Sunday, November 2, 2014

Haunted Houses OK for resale in PA---EEEEk!

    This from Courthouse News....(CN) - The sellers of homes do not have to disclose "psychological stigmas," such as murders, to prospective buyers, the Pennsylvania Supreme Court ruled.
     The state's highest court unanimously ruled Monday in favor of Kathleen and Joseph Jacono regarding the sale of their Delaware County house in 2007 for $610,000.
     The buyer, Janet Milliken, sued the couple for failing to disclose that a previous owner, Konstantinos Koumboulis, killed himself and his wife in the house in February 2006. Miliken said she learned of the deaths from a neighbor after she moved in from California.
     She sued for fraud, negligent misrepresentation and violations of state consumer protection laws. The trial court later tossed the suit, holding the Jacanos had no duty to disclose the deaths and that they made no misrepresentation of material fact to support the claims.
     Writing for the state Supreme Court, Justice J. Michael Eakin agreed with the lower court that the deaths were not material facts that should have been disclosed. He noted that "the varieties of traumatizing events" that could happen at a property "are endless."
     "Efforts to define those that would warrant mandatory disclosure would be a Sisyphean task," the eight-page opinion stated. "One cannot quantify the psychological impact of different genres of murder, or suicide - does a bloodless death by poisoning or overdose create a less significant 'defect' than a bloody one from a stabbing or shooting? How would one treat other violent crimes such as rape, assault, home invasion, or child abuse? What if the killings were elsewhere, but the sadistic serial killer lived there? What if satanic rituals were performed in the house?"
     Although such events would disturb most people and make them not want to live in the house, the tragic events are not defects in the structure itself, Eakin said.
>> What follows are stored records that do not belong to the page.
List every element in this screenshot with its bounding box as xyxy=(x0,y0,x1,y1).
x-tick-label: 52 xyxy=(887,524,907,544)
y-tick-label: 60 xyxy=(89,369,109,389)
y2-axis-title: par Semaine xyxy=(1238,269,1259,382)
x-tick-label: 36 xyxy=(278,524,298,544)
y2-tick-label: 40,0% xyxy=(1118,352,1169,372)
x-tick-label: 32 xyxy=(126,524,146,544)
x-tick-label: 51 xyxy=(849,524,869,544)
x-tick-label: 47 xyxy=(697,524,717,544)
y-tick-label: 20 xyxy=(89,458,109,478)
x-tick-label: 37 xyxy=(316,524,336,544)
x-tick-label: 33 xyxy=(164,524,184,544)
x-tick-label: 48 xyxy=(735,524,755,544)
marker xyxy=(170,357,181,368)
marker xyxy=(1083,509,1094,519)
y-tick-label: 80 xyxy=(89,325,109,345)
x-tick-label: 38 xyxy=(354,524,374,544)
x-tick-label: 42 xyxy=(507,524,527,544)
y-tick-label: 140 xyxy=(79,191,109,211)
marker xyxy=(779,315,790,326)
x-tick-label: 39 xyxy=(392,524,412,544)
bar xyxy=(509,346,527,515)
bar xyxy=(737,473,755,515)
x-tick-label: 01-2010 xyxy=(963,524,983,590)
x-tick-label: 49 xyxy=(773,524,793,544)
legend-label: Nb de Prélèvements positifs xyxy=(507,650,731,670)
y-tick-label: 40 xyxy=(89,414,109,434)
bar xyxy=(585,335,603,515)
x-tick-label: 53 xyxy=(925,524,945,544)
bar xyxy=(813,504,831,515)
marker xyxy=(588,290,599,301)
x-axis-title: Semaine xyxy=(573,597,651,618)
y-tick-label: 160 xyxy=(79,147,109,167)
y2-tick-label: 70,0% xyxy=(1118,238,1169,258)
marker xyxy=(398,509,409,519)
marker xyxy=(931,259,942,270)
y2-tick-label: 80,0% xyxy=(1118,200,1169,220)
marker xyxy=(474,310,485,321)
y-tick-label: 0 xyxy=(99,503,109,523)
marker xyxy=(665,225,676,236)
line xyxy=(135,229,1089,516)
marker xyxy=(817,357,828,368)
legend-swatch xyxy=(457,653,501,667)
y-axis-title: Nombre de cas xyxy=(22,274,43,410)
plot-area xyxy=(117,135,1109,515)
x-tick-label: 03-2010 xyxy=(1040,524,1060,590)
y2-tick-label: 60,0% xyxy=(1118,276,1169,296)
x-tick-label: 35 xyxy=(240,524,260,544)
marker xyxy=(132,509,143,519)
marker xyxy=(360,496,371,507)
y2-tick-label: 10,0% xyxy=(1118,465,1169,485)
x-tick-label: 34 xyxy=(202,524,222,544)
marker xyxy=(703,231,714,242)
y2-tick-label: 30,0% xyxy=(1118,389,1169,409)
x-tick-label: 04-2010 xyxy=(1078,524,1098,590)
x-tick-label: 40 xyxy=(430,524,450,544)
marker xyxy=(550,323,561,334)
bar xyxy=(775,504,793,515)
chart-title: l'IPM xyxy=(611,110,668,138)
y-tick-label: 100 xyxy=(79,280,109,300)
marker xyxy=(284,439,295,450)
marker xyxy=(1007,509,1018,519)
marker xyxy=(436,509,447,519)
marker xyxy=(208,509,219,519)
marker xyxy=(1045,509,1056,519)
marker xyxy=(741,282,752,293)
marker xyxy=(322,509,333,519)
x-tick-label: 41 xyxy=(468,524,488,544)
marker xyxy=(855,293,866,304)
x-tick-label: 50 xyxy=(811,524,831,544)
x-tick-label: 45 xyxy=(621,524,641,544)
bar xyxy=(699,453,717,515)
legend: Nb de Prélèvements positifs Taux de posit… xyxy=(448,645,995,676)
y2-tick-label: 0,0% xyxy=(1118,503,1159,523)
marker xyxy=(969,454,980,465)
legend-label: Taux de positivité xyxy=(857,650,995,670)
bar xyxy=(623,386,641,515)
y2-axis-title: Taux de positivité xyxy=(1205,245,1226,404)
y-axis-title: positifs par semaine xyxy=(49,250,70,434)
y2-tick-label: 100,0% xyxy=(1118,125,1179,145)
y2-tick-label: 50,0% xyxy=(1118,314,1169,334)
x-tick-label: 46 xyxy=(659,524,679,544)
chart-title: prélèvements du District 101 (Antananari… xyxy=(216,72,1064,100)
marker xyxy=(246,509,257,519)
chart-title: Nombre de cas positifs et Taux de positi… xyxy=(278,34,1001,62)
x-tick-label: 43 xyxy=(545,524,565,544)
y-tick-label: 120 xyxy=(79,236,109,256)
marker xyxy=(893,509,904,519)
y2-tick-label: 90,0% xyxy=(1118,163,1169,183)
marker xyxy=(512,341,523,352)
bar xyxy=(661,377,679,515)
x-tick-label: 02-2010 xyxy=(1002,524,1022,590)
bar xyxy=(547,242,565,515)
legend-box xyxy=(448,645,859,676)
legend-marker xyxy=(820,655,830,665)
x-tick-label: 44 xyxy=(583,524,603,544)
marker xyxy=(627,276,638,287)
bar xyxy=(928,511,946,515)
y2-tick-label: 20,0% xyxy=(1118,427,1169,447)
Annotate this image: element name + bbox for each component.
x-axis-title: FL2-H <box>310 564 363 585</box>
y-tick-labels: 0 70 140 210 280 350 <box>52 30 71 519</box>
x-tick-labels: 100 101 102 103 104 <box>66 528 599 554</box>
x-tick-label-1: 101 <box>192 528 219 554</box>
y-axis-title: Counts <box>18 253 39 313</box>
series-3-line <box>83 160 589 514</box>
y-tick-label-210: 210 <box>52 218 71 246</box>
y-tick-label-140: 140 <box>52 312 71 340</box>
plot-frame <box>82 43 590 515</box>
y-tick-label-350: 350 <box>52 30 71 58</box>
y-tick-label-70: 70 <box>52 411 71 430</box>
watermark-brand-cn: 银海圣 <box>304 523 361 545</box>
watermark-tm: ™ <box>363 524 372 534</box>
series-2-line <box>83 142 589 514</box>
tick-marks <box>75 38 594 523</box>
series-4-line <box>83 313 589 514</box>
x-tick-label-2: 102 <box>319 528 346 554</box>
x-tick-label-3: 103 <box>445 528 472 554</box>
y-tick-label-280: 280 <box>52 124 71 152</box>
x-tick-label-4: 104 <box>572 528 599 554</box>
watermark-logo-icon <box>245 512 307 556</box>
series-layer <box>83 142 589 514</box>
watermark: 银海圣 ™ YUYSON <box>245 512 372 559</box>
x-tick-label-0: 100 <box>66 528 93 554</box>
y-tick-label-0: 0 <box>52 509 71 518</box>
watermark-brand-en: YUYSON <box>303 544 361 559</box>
     "The occurrence of a tragic event inside a house does not affect the quality of the real estate, which is what seller disclosure duties are intended to address," the opinion stated. "We are not prepared to set a standard under which the visceral impact an event has on the populace serves to gauge whether its occurrence constitutes a material defect in property. Such a standard would be impossible to apply with consistency and would place an unmanageable burden on sellers, resulting in disclosures of tangential issues that threaten to bury the pertinent information that disclosures are intended to convey."
     If anything, the passage of time may make such events "historical curiosities" that "may even increase the value of the property," Eakin suggested.